As a general rule, if someone dies, and has personal, unmet obligations, their estate might be liable for those obligations. If that obligation is to an individual injured as part of personal injury event, the process is little different, with one important exception.
The correct option is to file a claim against the estate of the other driver.
It's a commonly asked question in Maryland personal injury litigation- whether you sue the insurance company, or the at - fault driver. The answer is that you must sue the driver, or in this instance, their estate. A suit against an insurance company in this situation would be dismissed. It should be noted that, generally, the time periods for the filing of a claim against an estate are some of the shortest known under Maryland law.
Section 8-103 of the Estates Article provides that a claim must be filed within the the earlier of:
"6 months after the date of the decedent's death; or
2 months after the personal representative mails or otherwise delivers to the creditor a copy of a notice .... notifying the creditor that the claim will be barred unless the creditor presents the claim within 2 months after the mailing or other delivery of the notice. "
In the context of pursuing a personal injury action, 6 months is frankly not that long of a period of time. For seriously injured individuals, a course of medical treatment of recuperation may well last that long. In some, and perhaps most instances, a lawsuit is not filed within 6 months of an accident. If the at-fault driver dies subsequent to the accident, but fairly quickly thereafter, an injured person may not be aware of that fact, and unaware of the obligation to file a claim within 6 months of death. Moreover, the personal representative may not be aware or the obligation, or may not provide notice to the injured person.

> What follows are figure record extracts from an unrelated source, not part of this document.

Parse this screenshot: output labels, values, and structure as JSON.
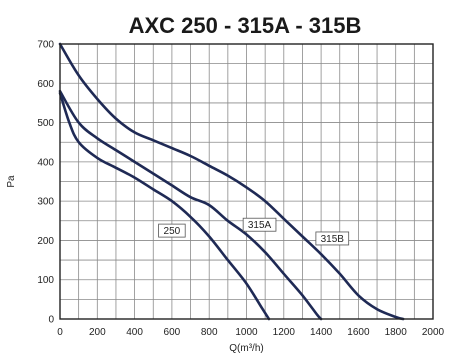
{
  "chart_data": {
    "type": "line",
    "title": "AXC 250 - 315A - 315B",
    "xlabel": "Q(m³/h)",
    "ylabel": "Pa",
    "xlim": [
      0,
      2000
    ],
    "ylim": [
      0,
      700
    ],
    "xticks": [
      0,
      200,
      400,
      600,
      800,
      1000,
      1200,
      1400,
      1600,
      1800,
      2000
    ],
    "yticks": [
      0,
      100,
      200,
      300,
      400,
      500,
      600,
      700
    ],
    "grid": true,
    "series": [
      {
        "name": "250",
        "points": [
          [
            0,
            575
          ],
          [
            50,
            500
          ],
          [
            100,
            450
          ],
          [
            200,
            410
          ],
          [
            300,
            385
          ],
          [
            400,
            360
          ],
          [
            500,
            330
          ],
          [
            600,
            300
          ],
          [
            700,
            260
          ],
          [
            800,
            210
          ],
          [
            900,
            150
          ],
          [
            1000,
            90
          ],
          [
            1080,
            30
          ],
          [
            1120,
            0
          ]
        ]
      },
      {
        "name": "315A",
        "points": [
          [
            0,
            580
          ],
          [
            100,
            500
          ],
          [
            200,
            460
          ],
          [
            300,
            430
          ],
          [
            400,
            400
          ],
          [
            500,
            370
          ],
          [
            600,
            340
          ],
          [
            700,
            310
          ],
          [
            800,
            290
          ],
          [
            900,
            250
          ],
          [
            1000,
            215
          ],
          [
            1100,
            170
          ],
          [
            1200,
            115
          ],
          [
            1300,
            60
          ],
          [
            1380,
            10
          ],
          [
            1400,
            0
          ]
        ]
      },
      {
        "name": "315B",
        "points": [
          [
            0,
            700
          ],
          [
            100,
            620
          ],
          [
            200,
            560
          ],
          [
            300,
            510
          ],
          [
            400,
            475
          ],
          [
            500,
            455
          ],
          [
            600,
            435
          ],
          [
            700,
            415
          ],
          [
            800,
            390
          ],
          [
            900,
            365
          ],
          [
            1000,
            335
          ],
          [
            1100,
            300
          ],
          [
            1200,
            255
          ],
          [
            1300,
            210
          ],
          [
            1400,
            165
          ],
          [
            1500,
            115
          ],
          [
            1600,
            60
          ],
          [
            1700,
            25
          ],
          [
            1800,
            5
          ],
          [
            1840,
            0
          ]
        ]
      }
    ],
    "curve_labels": [
      {
        "text": "250",
        "x": 600,
        "y": 225
      },
      {
        "text": "315A",
        "x": 1070,
        "y": 240
      },
      {
        "text": "315B",
        "x": 1460,
        "y": 205
      }
    ],
    "colors": {
      "curve": "#1f2a55",
      "grid": "#8a8a8a"
    }
  }
}
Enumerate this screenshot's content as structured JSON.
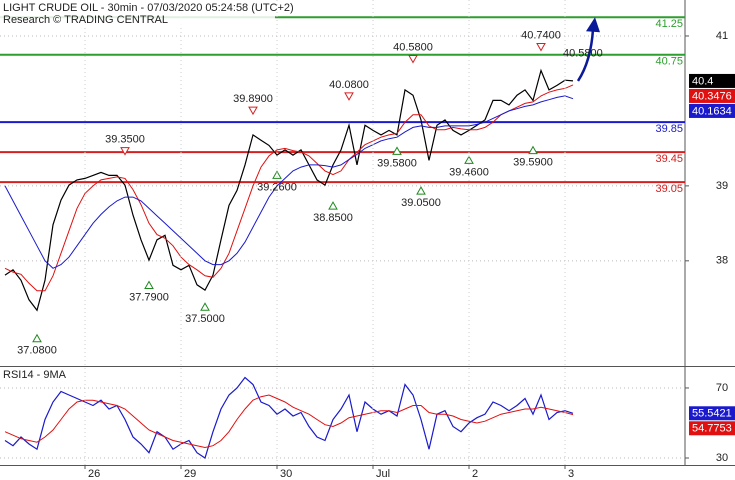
{
  "chart_data": [
    {
      "type": "line",
      "title": "LIGHT CRUDE OIL - 30min - 07/03/2020 05:24:58 (UTC+2)",
      "subtitle": "Research © TRADING CENTRAL",
      "ylim": [
        36.61,
        41.48
      ],
      "yticks": [
        38,
        39,
        41
      ],
      "grid": true,
      "series": [
        {
          "color": "#000000",
          "values": [
            37.81,
            37.88,
            37.74,
            37.48,
            37.34,
            37.74,
            38.48,
            38.81,
            39.01,
            39.08,
            39.1,
            39.14,
            39.18,
            39.14,
            39.14,
            39.01,
            38.61,
            38.28,
            38.01,
            38.28,
            38.34,
            37.94,
            37.88,
            37.94,
            37.68,
            37.61,
            37.81,
            38.28,
            38.74,
            38.94,
            39.28,
            39.68,
            39.61,
            39.54,
            39.41,
            39.48,
            39.41,
            39.48,
            39.28,
            39.08,
            39.01,
            39.28,
            39.48,
            39.81,
            39.28,
            39.81,
            39.74,
            39.68,
            39.74,
            39.68,
            40.28,
            40.21,
            39.88,
            39.34,
            39.81,
            39.88,
            39.74,
            39.68,
            39.74,
            39.81,
            39.88,
            40.14,
            40.14,
            40.08,
            40.21,
            40.28,
            40.14,
            40.54,
            40.28,
            40.34,
            40.41,
            40.4
          ]
        },
        {
          "color": "#e01010",
          "values": [
            37.9,
            37.85,
            37.82,
            37.7,
            37.6,
            37.6,
            37.8,
            38.1,
            38.4,
            38.7,
            38.9,
            39.0,
            39.08,
            39.1,
            39.12,
            39.1,
            38.95,
            38.75,
            38.5,
            38.35,
            38.3,
            38.2,
            38.05,
            37.95,
            37.88,
            37.8,
            37.78,
            37.9,
            38.1,
            38.4,
            38.7,
            39.0,
            39.25,
            39.4,
            39.48,
            39.5,
            39.47,
            39.45,
            39.4,
            39.3,
            39.2,
            39.15,
            39.2,
            39.35,
            39.45,
            39.55,
            39.6,
            39.65,
            39.68,
            39.7,
            39.85,
            39.95,
            39.95,
            39.8,
            39.75,
            39.75,
            39.78,
            39.76,
            39.75,
            39.75,
            39.78,
            39.85,
            39.95,
            40.0,
            40.05,
            40.1,
            40.12,
            40.2,
            40.25,
            40.28,
            40.3,
            40.3476
          ]
        },
        {
          "color": "#1a1acc",
          "values": [
            39.0,
            38.8,
            38.6,
            38.4,
            38.2,
            38.0,
            37.9,
            37.95,
            38.05,
            38.2,
            38.35,
            38.5,
            38.62,
            38.72,
            38.8,
            38.85,
            38.85,
            38.8,
            38.7,
            38.6,
            38.5,
            38.4,
            38.3,
            38.2,
            38.1,
            38.0,
            37.95,
            37.95,
            38.0,
            38.1,
            38.25,
            38.45,
            38.65,
            38.85,
            39.0,
            39.1,
            39.2,
            39.25,
            39.28,
            39.28,
            39.27,
            39.25,
            39.28,
            39.35,
            39.42,
            39.5,
            39.55,
            39.6,
            39.63,
            39.65,
            39.72,
            39.78,
            39.8,
            39.78,
            39.78,
            39.8,
            39.8,
            39.8,
            39.8,
            39.82,
            39.85,
            39.9,
            39.95,
            40.0,
            40.03,
            40.06,
            40.08,
            40.12,
            40.15,
            40.18,
            40.2,
            40.1634
          ]
        }
      ],
      "levels": [
        {
          "value": 41.25,
          "color": "#2e9e2e"
        },
        {
          "value": 40.75,
          "color": "#2e9e2e"
        },
        {
          "value": 39.85,
          "color": "#1a1acc"
        },
        {
          "value": 39.45,
          "color": "#d42020"
        },
        {
          "value": 39.05,
          "color": "#d42020"
        }
      ],
      "swing_highs": [
        {
          "x": 15,
          "value": 39.35,
          "label": "39.3500"
        },
        {
          "x": 31,
          "value": 39.89,
          "label": "39.8900"
        },
        {
          "x": 43,
          "value": 40.08,
          "label": "40.0800"
        },
        {
          "x": 51,
          "value": 40.58,
          "label": "40.5800"
        },
        {
          "x": 67,
          "value": 40.74,
          "label": "40.7400"
        }
      ],
      "swing_lows": [
        {
          "x": 4,
          "value": 37.08,
          "label": "37.0800"
        },
        {
          "x": 18,
          "value": 37.79,
          "label": "37.7900"
        },
        {
          "x": 25,
          "value": 37.5,
          "label": "37.5000"
        },
        {
          "x": 34,
          "value": 39.26,
          "label": "39.2600"
        },
        {
          "x": 41,
          "value": 38.85,
          "label": "38.8500"
        },
        {
          "x": 49,
          "value": 39.58,
          "label": "39.5800"
        },
        {
          "x": 52,
          "value": 39.05,
          "label": "39.0500"
        },
        {
          "x": 58,
          "value": 39.46,
          "label": "39.4600"
        },
        {
          "x": 66,
          "value": 39.59,
          "label": "39.5900"
        }
      ],
      "arrow_label": "40.5800"
    },
    {
      "type": "line",
      "title": "RSI14 - 9MA",
      "categories": [
        null,
        null,
        null,
        null,
        null,
        null,
        null,
        null,
        null,
        null,
        "26",
        null,
        null,
        null,
        null,
        null,
        null,
        null,
        null,
        null,
        null,
        null,
        "29",
        null,
        null,
        null,
        null,
        null,
        null,
        null,
        null,
        null,
        null,
        null,
        "30",
        null,
        null,
        null,
        null,
        null,
        null,
        null,
        null,
        null,
        null,
        null,
        "Jul",
        null,
        null,
        null,
        null,
        null,
        null,
        null,
        null,
        null,
        null,
        null,
        "2",
        null,
        null,
        null,
        null,
        null,
        null,
        null,
        null,
        null,
        null,
        null,
        "3",
        null
      ],
      "ylim": [
        26,
        81.4
      ],
      "yticks": [
        30,
        70
      ],
      "grid": true,
      "series": [
        {
          "color": "#1a1acc",
          "values": [
            40,
            37,
            42,
            38,
            35,
            52,
            62,
            68,
            66,
            64,
            62,
            60,
            63,
            58,
            60,
            52,
            42,
            38,
            33,
            45,
            42,
            35,
            38,
            40,
            33,
            30,
            45,
            58,
            66,
            70,
            76,
            72,
            62,
            60,
            55,
            58,
            54,
            56,
            48,
            42,
            40,
            52,
            58,
            66,
            45,
            62,
            58,
            55,
            57,
            54,
            72,
            66,
            52,
            35,
            55,
            57,
            48,
            45,
            50,
            53,
            55,
            62,
            60,
            57,
            60,
            64,
            55,
            66,
            52,
            56,
            57,
            55.5421
          ]
        },
        {
          "color": "#e01010",
          "values": [
            45,
            43,
            41,
            40,
            39,
            42,
            46,
            52,
            58,
            62,
            63,
            63,
            62,
            61,
            60,
            58,
            54,
            50,
            46,
            44,
            42,
            40,
            39,
            38,
            37,
            36,
            37,
            40,
            45,
            52,
            58,
            63,
            65,
            66,
            64,
            62,
            59,
            57,
            55,
            52,
            49,
            48,
            50,
            53,
            54,
            55,
            56,
            57,
            57,
            56,
            58,
            60,
            60,
            56,
            55,
            55,
            54,
            52,
            51,
            50,
            51,
            53,
            55,
            56,
            57,
            58,
            58,
            59,
            58,
            57,
            56,
            54.7753
          ]
        }
      ]
    }
  ]
}
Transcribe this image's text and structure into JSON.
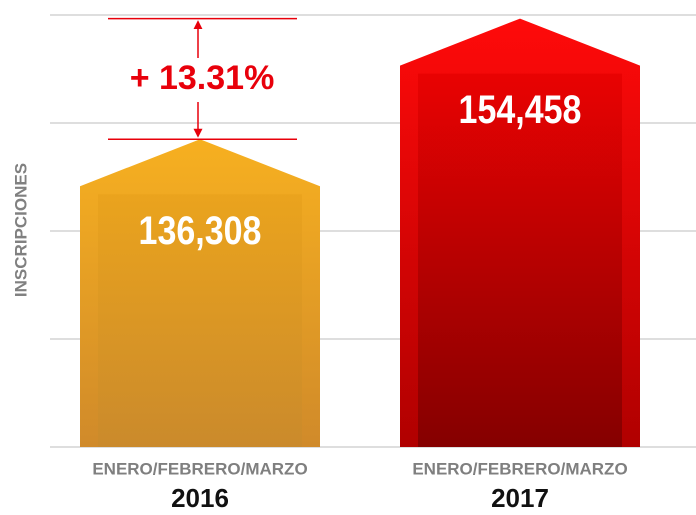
{
  "chart_data": {
    "type": "bar",
    "y_label": "INSCRIPCIONES",
    "categories": [
      "2016",
      "2017"
    ],
    "period_labels": [
      "ENERO/FEBRERO/MARZO",
      "ENERO/FEBRERO/MARZO"
    ],
    "values": [
      136308,
      154458
    ],
    "value_labels": [
      "136,308",
      "154,458"
    ],
    "colors": [
      "#f2a81d",
      "#e60000"
    ],
    "annotation": "+ 13.31%",
    "annotation_color": "#e8000b",
    "ylim": [
      90000,
      155000
    ],
    "yticks": [
      90000,
      106250,
      122500,
      138750,
      155000
    ],
    "grid": true
  }
}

Maryland law provides a reprieve from these somewhat harsh timeframes, but only under specific circumstances.
Section 8-103 of the Estates Article provides:
"If the decedent was covered by a liability insurance policy which at the time the action is instituted provides insurance coverage for the occurrence, then, notwithstanding the other provisions of this section, an action against the estate may be instituted after the expiration of the time designated above, but within the period of limitations generally applicable to such actions".
If the at-fault party had valid an enforceable insurance policy at the time of loss, an injured person will have more than 6 months to bring a claim against the estate. The period of limitations applicable to the typical automobile accident claims against a living at-fault driver in Maryland is 3 years. In the event that an at-fault driver dies, the injured party will accordingly have three years to bring a claim against the estate.